En estos días de continuos apagones en toda Venezuela, y sin meterle política a la cosa, me he puesto a pensar en ese invento tan maravilloso llamado luz, cuando dijo Yaveh: “Hágase la luz, y la luz se hizo. Y separó la luz de las tinieblas, y a la luz la llamó día y a las tinieblas, noche”. Las cosas que se inventaba. Con razón es Dios. Desde entonces el mundo se dividió en diurnos y nocturnos, en dormilones y trasnochadores, en rezanderos y serenateros.
Con el tiempo, no fue suficiente la luz del sol. Entonces algunos quisieron copiarle el invento a Yaveh. Apareció un tal Thomas Alva Edison, un gringo vago que sólo sabía hacer inventos con los que se llenó de plata (el fonógrafo, la cámara de cine y la bombilla incandescente, entre otros muchos). Así comenzó la luz eléctrica.
La palabreja luz se puso tan de moda, que las mujeres no tenían hijos sino que daban a luz. Y los niños no nacían sino que veían la luz. Y los poetas les cantaban a la luz de la luna y a la luz de las estrellas.
Científicos y empresarios aprovecharon cuanto elemento había en la naturaleza para hacer luz: agua, para las hidroeléctricas; leña para los fogones; petróleo para las lámparas. Y la luz eléctrica comenzó a iluminar calles, casas y parques. Por todas partes había calabacitos alumbradores como dice una canción. Y el mundo se llenó de cables.
Por todas partes, menos en Las Mercedes, donde las gentes se alumbraban con lamparitas de kerosene, cuya mecha se prendía y daba luz todas las noches. Hasta que un cura, Emiliano Santiago, párroco del pueblo, juntó a los ricachones del pueblo y los hizo meterse la mano al dril, hicieron una vaca, que parecía un toro, compraron motor, dinamo, cables y bombillos, y en medio de fiestas y de acción de gracias, llegó la luz artificial a Las Mercedes.
En Cúcuta la luz eléctrica comenzó cuando Augusto Duplat Agustini, en 1896, montó una planta hidroeléctrica en Los Colorados, movida por las aguas del Pamplonita. Dicen que Cúcuta fue la primera ciudad de Colombia que tuvo alumbrado público. En los parques y en las esquinas había postes de madera para sostener las redes y las bombillas, pero a las diez de la noche quitaban el servicio de alumbrado.

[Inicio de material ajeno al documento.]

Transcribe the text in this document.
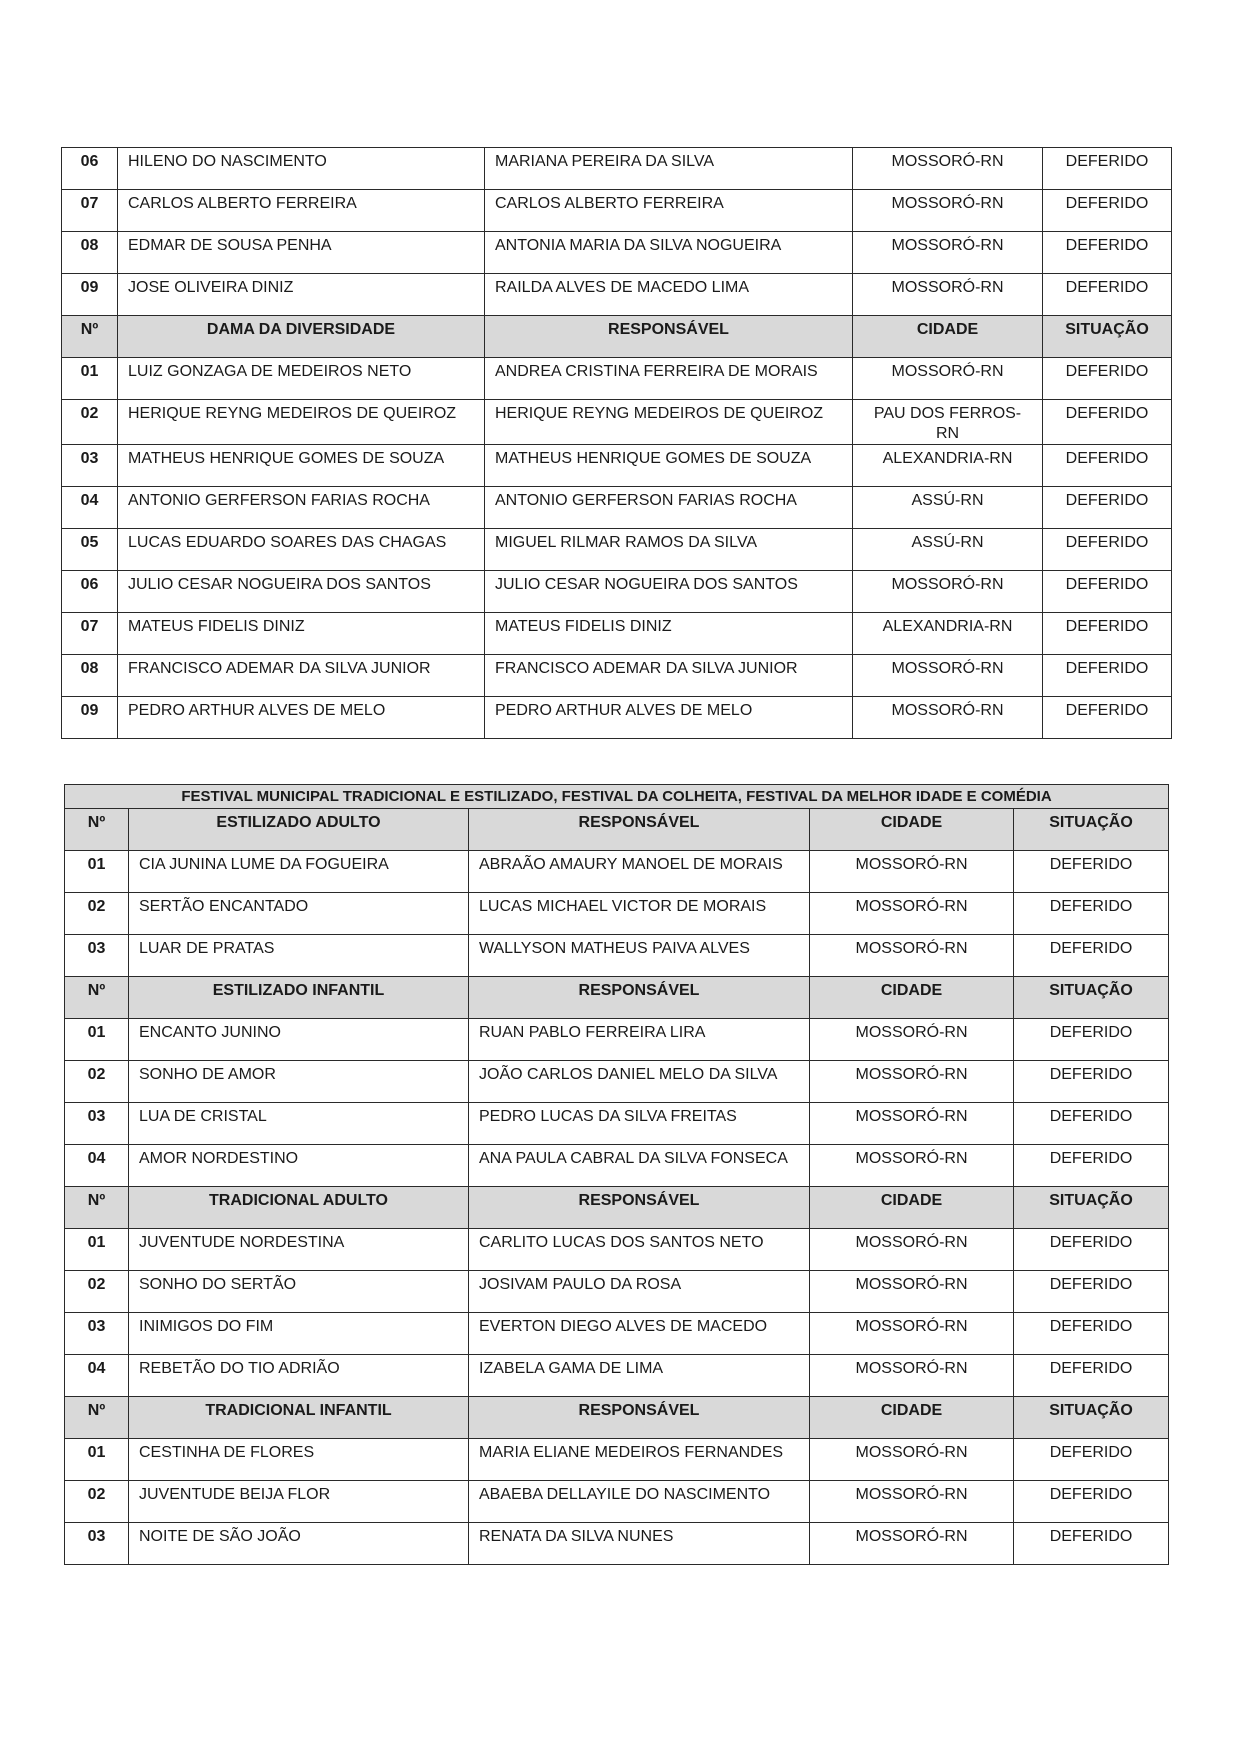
06	HILENO DO NASCIMENTO	MARIANA PEREIRA DA SILVA	MOSSORÓ-RN	DEFERIDO
07	CARLOS ALBERTO FERREIRA	CARLOS ALBERTO FERREIRA	MOSSORÓ-RN	DEFERIDO
08	EDMAR DE SOUSA PENHA	ANTONIA MARIA DA SILVA NOGUEIRA	MOSSORÓ-RN	DEFERIDO
09	JOSE OLIVEIRA DINIZ	RAILDA ALVES DE MACEDO LIMA	MOSSORÓ-RN	DEFERIDO
Nº	DAMA DA DIVERSIDADE	RESPONSÁVEL	CIDADE	SITUAÇÃO
01	LUIZ GONZAGA DE MEDEIROS NETO	ANDREA CRISTINA FERREIRA DE MORAIS	MOSSORÓ-RN	DEFERIDO
02	HERIQUE REYNG MEDEIROS DE QUEIROZ	HERIQUE REYNG MEDEIROS DE QUEIROZ	PAU DOS FERROS-RN	DEFERIDO
03	MATHEUS HENRIQUE GOMES DE SOUZA	MATHEUS HENRIQUE GOMES DE SOUZA	ALEXANDRIA-RN	DEFERIDO
04	ANTONIO GERFERSON FARIAS ROCHA	ANTONIO GERFERSON FARIAS ROCHA	ASSÚ-RN	DEFERIDO
05	LUCAS EDUARDO SOARES DAS CHAGAS	MIGUEL RILMAR RAMOS DA SILVA	ASSÚ-RN	DEFERIDO
06	JULIO CESAR NOGUEIRA DOS SANTOS	JULIO CESAR NOGUEIRA DOS SANTOS	MOSSORÓ-RN	DEFERIDO
07	MATEUS FIDELIS DINIZ	MATEUS FIDELIS DINIZ	ALEXANDRIA-RN	DEFERIDO
08	FRANCISCO ADEMAR DA SILVA JUNIOR	FRANCISCO ADEMAR DA SILVA JUNIOR	MOSSORÓ-RN	DEFERIDO
09	PEDRO ARTHUR ALVES DE MELO	PEDRO ARTHUR ALVES DE MELO	MOSSORÓ-RN	DEFERIDO
FESTIVAL MUNICIPAL TRADICIONAL E ESTILIZADO, FESTIVAL DA COLHEITA, FESTIVAL DA MELHOR IDADE E COMÉDIA				
Nº	ESTILIZADO ADULTO	RESPONSÁVEL	CIDADE	SITUAÇÃO
01	CIA JUNINA LUME DA FOGUEIRA	ABRAÃO AMAURY MANOEL DE MORAIS	MOSSORÓ-RN	DEFERIDO
02	SERTÃO ENCANTADO	LUCAS MICHAEL VICTOR DE MORAIS	MOSSORÓ-RN	DEFERIDO
03	LUAR DE PRATAS	WALLYSON MATHEUS PAIVA ALVES	MOSSORÓ-RN	DEFERIDO
Nº	ESTILIZADO INFANTIL	RESPONSÁVEL	CIDADE	SITUAÇÃO
01	ENCANTO JUNINO	RUAN PABLO FERREIRA LIRA	MOSSORÓ-RN	DEFERIDO
02	SONHO DE AMOR	JOÃO CARLOS DANIEL MELO DA SILVA	MOSSORÓ-RN	DEFERIDO
03	LUA DE CRISTAL	PEDRO LUCAS DA SILVA FREITAS	MOSSORÓ-RN	DEFERIDO
04	AMOR NORDESTINO	ANA PAULA CABRAL DA SILVA FONSECA	MOSSORÓ-RN	DEFERIDO
Nº	TRADICIONAL ADULTO	RESPONSÁVEL	CIDADE	SITUAÇÃO
01	JUVENTUDE NORDESTINA	CARLITO LUCAS DOS SANTOS NETO	MOSSORÓ-RN	DEFERIDO
02	SONHO DO SERTÃO	JOSIVAM PAULO DA ROSA	MOSSORÓ-RN	DEFERIDO
03	INIMIGOS DO FIM	EVERTON DIEGO ALVES DE MACEDO	MOSSORÓ-RN	DEFERIDO
04	REBETÃO DO TIO ADRIÃO	IZABELA GAMA DE LIMA	MOSSORÓ-RN	DEFERIDO
Nº	TRADICIONAL INFANTIL	RESPONSÁVEL	CIDADE	SITUAÇÃO
01	CESTINHA DE FLORES	MARIA ELIANE MEDEIROS FERNANDES	MOSSORÓ-RN	DEFERIDO
02	JUVENTUDE BEIJA FLOR	ABAEBA DELLAYILE DO NASCIMENTO	MOSSORÓ-RN	DEFERIDO
03	NOITE DE SÃO JOÃO	RENATA DA SILVA NUNES	MOSSORÓ-RN	DEFERIDO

En 1914 instalaron otra planta con las aguas del río Peralonso. Esta compañía, llamada en sus comienzos, Eléctricas del Norte, es lo que hoy, después de pasar por varias manos, conocemos como Centrales eléctricas, equipada con modernos equipos y que ilumina las noches oscuras de Norte de Santander y del sur del Cesar.
Últimamente, algunos inventores se han propuesto canalizar los rayos del sol hasta unos páneles para tener luz casera en caso de apagones o con el fin de ahorrarse el pago de los recibos, que cada día suben más alto que los postes de la luz. Cuando todo el mundo tenga luz solar en su casa, Centrales se verá obligada a pedir cacao y le tocará bajar tarifas, y le daremos gracias a Dios, y ya no habrá tantas redes en el mundo, que con las redes sociales nos basta y nos sobra.
De modo que la luz, desde que Dios la inventó y la regó por todo el Paraíso Terrenal, ha venido siendo un factor de iluminación y de progreso y de avance en todas las actividades de la vida humana.
Si no hubiera energía eléctrica no comeríamos helados y nos sancocharíamos del calor, por falta de ventiladores y del aire acondicionado. El agua tocaría tomarla al clima ¡guácale!, y el pollo y la leche se nos dañarían por falta de refrigerador. A mí me tocaría volver a hacer las columnas en máquina de escribir, y de noche la oscuridad sería aterradora y los fantasmas harían otra vez su aparición.
¿Se dan cuenta, entonces, lo que están sufriendo nuestros vecinos, por culpa del loco cucuteño que les quitó la luz a los venezolanos, se les trepó en el poder y no hay cómo bajarlo de allá?